General Schwartz, Air Force Chief of Staff:
All right, all right — some people have to play little games. You play yours. So let’s just say that you’ll give me 60 more F-22s because it is in your interest to give them to me. But I want your answer and the planes by noon tomorrow. And one more thing: don’t you contact me again — ever. From now on you deal with Lockheed.
Uh, General — you can have my answer now if you like. My offer is this — nothing. Not even the reimbursement for the public relations campaign, which I would appreciate if you would put up personally.
In other news, James Inhofe has gone plainly apoplectic. It’s worth noting that the cuts announced thus far have to make their way through Congress, and that Democrats normally in sympathy with the Obama administration may find the prospect of defense cuts in their own states and districts too much to bear. However, Noah makes the argument that the prospect of Congressional opposition may have encouraged Gates to go for broke:
But this parochial opposition may have actually encouraged the Pentagon and the White House to be more sweeping in its plans, one key Congressional staffer suggests.
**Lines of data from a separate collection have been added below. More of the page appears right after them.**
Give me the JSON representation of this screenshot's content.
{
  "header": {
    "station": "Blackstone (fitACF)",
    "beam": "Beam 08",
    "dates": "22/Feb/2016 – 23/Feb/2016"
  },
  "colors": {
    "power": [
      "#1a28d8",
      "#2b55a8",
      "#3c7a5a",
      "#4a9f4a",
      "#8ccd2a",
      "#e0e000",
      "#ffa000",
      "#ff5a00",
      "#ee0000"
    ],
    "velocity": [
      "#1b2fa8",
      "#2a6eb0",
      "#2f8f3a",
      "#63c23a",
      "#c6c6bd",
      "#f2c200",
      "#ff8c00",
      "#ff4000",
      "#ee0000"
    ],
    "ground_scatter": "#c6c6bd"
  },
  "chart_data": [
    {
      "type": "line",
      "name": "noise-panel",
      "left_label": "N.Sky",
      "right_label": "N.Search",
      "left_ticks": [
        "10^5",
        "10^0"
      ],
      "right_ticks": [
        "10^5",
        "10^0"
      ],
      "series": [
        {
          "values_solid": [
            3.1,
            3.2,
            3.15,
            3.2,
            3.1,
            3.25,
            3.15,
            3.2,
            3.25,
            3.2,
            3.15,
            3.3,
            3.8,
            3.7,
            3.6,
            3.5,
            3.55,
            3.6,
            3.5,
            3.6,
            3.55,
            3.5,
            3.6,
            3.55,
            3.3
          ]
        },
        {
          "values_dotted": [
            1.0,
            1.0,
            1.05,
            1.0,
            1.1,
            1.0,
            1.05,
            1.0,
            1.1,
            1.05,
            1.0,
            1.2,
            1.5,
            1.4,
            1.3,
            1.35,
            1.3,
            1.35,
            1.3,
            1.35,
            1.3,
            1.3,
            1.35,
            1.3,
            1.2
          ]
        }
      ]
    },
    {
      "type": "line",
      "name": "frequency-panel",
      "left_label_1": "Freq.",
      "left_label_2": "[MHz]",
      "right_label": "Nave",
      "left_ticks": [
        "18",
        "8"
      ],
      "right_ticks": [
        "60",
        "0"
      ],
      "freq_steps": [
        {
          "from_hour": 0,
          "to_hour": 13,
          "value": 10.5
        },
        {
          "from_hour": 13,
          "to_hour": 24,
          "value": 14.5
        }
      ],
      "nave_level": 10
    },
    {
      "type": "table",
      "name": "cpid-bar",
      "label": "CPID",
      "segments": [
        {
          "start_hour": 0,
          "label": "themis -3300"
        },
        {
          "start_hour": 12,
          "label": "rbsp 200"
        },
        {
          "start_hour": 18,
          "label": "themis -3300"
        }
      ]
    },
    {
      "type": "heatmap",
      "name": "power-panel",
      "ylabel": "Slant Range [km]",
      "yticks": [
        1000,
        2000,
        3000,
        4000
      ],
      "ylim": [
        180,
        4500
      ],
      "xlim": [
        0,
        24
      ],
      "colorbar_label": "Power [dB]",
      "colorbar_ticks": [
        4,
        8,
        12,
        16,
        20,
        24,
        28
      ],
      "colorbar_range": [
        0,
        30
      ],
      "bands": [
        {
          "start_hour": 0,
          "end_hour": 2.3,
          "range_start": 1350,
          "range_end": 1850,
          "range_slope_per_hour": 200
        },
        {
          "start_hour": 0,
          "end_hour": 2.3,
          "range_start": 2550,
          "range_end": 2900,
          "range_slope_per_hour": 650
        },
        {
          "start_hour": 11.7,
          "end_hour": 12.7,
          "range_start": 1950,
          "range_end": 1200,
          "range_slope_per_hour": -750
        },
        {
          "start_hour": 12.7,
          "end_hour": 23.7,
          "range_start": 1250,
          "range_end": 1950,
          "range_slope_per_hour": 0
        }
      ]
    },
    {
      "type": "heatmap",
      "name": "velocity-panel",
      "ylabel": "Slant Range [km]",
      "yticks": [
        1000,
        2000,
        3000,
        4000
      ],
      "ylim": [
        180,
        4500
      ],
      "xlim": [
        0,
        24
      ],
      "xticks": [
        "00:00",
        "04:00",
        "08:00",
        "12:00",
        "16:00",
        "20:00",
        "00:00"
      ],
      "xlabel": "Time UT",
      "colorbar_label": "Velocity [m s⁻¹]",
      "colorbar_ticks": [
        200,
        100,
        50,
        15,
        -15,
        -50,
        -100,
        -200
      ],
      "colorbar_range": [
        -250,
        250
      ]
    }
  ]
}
Previous administrations have tried to cut bloated, poor-performing defense projects onesy-twosy — only to be rejected by the Hill. Going after a whole range of weak programs at once makes it more likely that at least some of the Pentagon’s sickliest weapons projects will be amputated.
Finally, I think the question of whether or not keeping Robert Gates on as Secretary of Defense was a good idea has been decisively answered.